「クレーヴの奥方」 “サラブレッド”の美。

LA LETTRE
1999 ポルトガル=フランス=スペイン
原作:ラファイエット夫人
監督・脚本:マノエル・ド・オリヴェイラ
出演:キアラ・マストロヤンニ
    ペドロ・アブルニョー
    アントワーヌ・シャピー
    レオノール・シルヴェイラ



件のマノエル・ド・オリヴェイラ監督特集。見たことのある作品ももう一度、今回の上映作すべてを見たいが、すべては見に行けないのでせめて未見のものだけでも、ということで見に行った「クレーヴの奥方」。


300年以上前のフランスの恋愛小説が原作ということだが、映画の舞台は現代のパリ。クレーヴ夫人を追いかける男性は、ヨーロッパ全域にその人気を誇るという、ペドロ・アブルニョーザが実名で演じる(音楽にうといせいでよく知らないのだが)。


そして、主人公であるクレーヴ夫人を演じるのは、キアラ・マストロヤンニ。この名前だけで、女優の父が誰であるかを推し量れるというものであろう、父はマルチェロ・マストロヤンニ。そして母はカトリーヌ・ドヌーヴ。それこそ、超のつくサラブレッドと言えよう。


このクレーヴ夫人=キアラ・マストロヤンニがとにかく美しい。マルチェロ・マストロヤンニ作品をそれ程は見てこなかった者がこんなことを言うのもなんだが、お父さん似であると思う。実に端整で、父似のくっきりした目元に見合ったその視線と、直線的な唇のせいか、はっきりきっぱりした強い女性風に見えるが、喋るとその印象が変わる。声の柔らかさのせいもあるかと思うが。そしてその端整な容貌に、古風な女性として描かれているこの映画での人物像と、クラシカルないでたちもあいまって、なんとも言えず美しいたたずまいだ。


そしてこの映画は、様々な対比でできている。


古典小説を原作にとりながら、主人公の女性に恋い焦がれる男性はロックミュージシャン。現代のパリの街にあって、見ようによっては違和感を感じるほど古風で上品でエレガントな主人公の装い。古典が原作だからということとは関係なく、現代を舞台とした上で、なおかつ主人公を “今の時代にしてはかなり古風な考えの持ち主” として描き、これだと夫以外の男性と駆け落ちしてしまうような、ある種現代的と言える結末にはならないだろうと思っていると、最後には、アフリカの難民キャンプで活動するため旅立つ、という、予想とは違った形での、しかしそれとて現代的と言える行動をとった主人公を描いて終わる。

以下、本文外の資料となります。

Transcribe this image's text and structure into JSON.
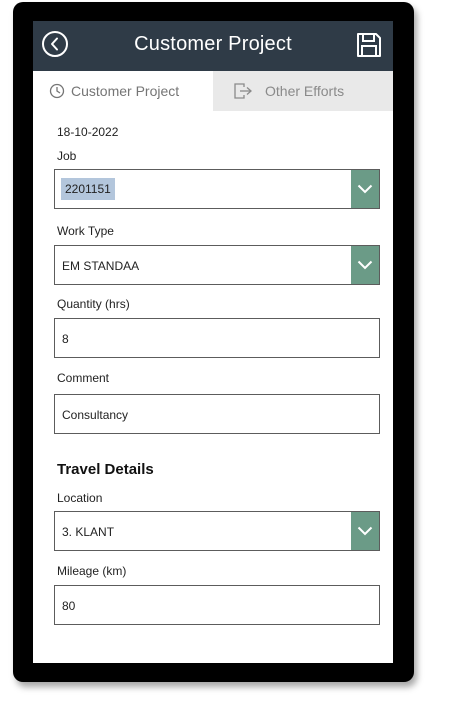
{
  "header": {
    "title": "Customer Project"
  },
  "tabs": [
    {
      "label": "Customer Project"
    },
    {
      "label": "Other Efforts"
    }
  ],
  "form": {
    "date": "18-10-2022",
    "job": {
      "label": "Job",
      "value": "2201151"
    },
    "work_type": {
      "label": "Work Type",
      "value": "EM STANDAA"
    },
    "quantity": {
      "label": "Quantity (hrs)",
      "value": "8"
    },
    "comment": {
      "label": "Comment",
      "value": "Consultancy"
    }
  },
  "travel": {
    "title": "Travel Details",
    "location": {
      "label": "Location",
      "value": "3. KLANT"
    },
    "mileage": {
      "label": "Mileage (km)",
      "value": "80"
    }
  },
  "colors": {
    "header_bg": "#2f3b47",
    "dropdown_button": "#6b9b87",
    "inactive_tab": "#e9e9e9",
    "selection": "#b3c6dc"
  }
}
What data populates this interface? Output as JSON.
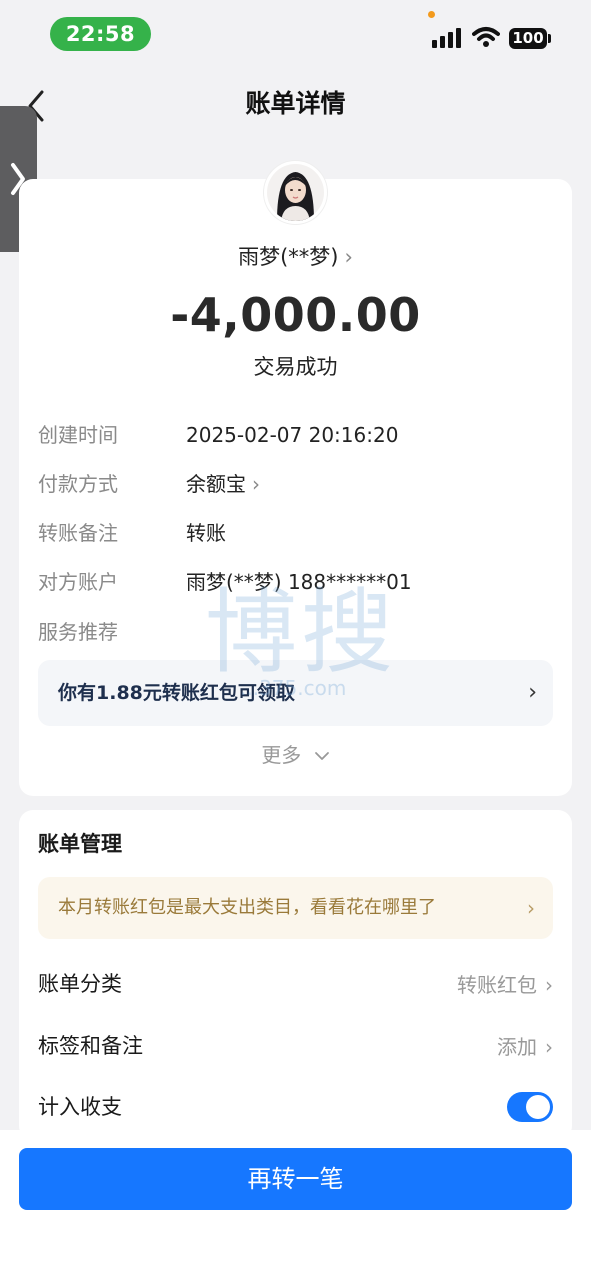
{
  "status_bar": {
    "time": "22:58",
    "battery": "100"
  },
  "nav": {
    "title": "账单详情"
  },
  "payee": {
    "name": "雨梦(**梦)",
    "chevron": "›"
  },
  "transaction": {
    "amount": "-4,000.00",
    "status": "交易成功"
  },
  "details": [
    {
      "label": "创建时间",
      "value": "2025-02-07 20:16:20"
    },
    {
      "label": "付款方式",
      "value": "余额宝"
    },
    {
      "label": "转账备注",
      "value": "转账"
    },
    {
      "label": "对方账户",
      "value": "雨梦(**梦) 188******01"
    },
    {
      "label": "服务推荐",
      "value": ""
    }
  ],
  "promo": {
    "text": "你有1.88元转账红包可领取"
  },
  "more": {
    "label": "更多"
  },
  "watermark": {
    "text": "博搜",
    "sub": "...375.com"
  },
  "bill_management": {
    "title": "账单管理",
    "tip": "本月转账红包是最大支出类目，看看花在哪里了",
    "rows": [
      {
        "label": "账单分类",
        "value": "转账红包"
      },
      {
        "label": "标签和备注",
        "value": "添加"
      },
      {
        "label": "计入收支",
        "value": ""
      }
    ],
    "count_in_budget": true
  },
  "cta": {
    "label": "再转一笔"
  },
  "colors": {
    "accent": "#1677ff",
    "time_pill": "#35b24a",
    "tip_text": "#9a7a3a"
  }
}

この 古典と現代、古風な女性が現代的で行動的な女性へと変貌した姿などの対比が面白い。そのバランスの妙。

マルチェロ・マストロヤンニ 甘い追憶」というドキュメンタリーがあるが、マルチェロ・マストロヤンニのかつての映画の映像や、インタビューに答えた時の映像(これがまた実に素敵)とともに、多くの映画人がマルチェロ・マストロヤンニその人について語り、娘であるキアラも父について語っている。


これを見ると、今まで見る機会のなかなか巡ってこなかった彼の作品群がむしょうに見たくなるのだ。この秋には「8 1/2」がある。まずはなんとしてもこれを見たい。


ちなみに、マルチェロ・マストロヤンニの遺作となった作品の監督は、マノエル・ド・オリヴェイラ監督だった。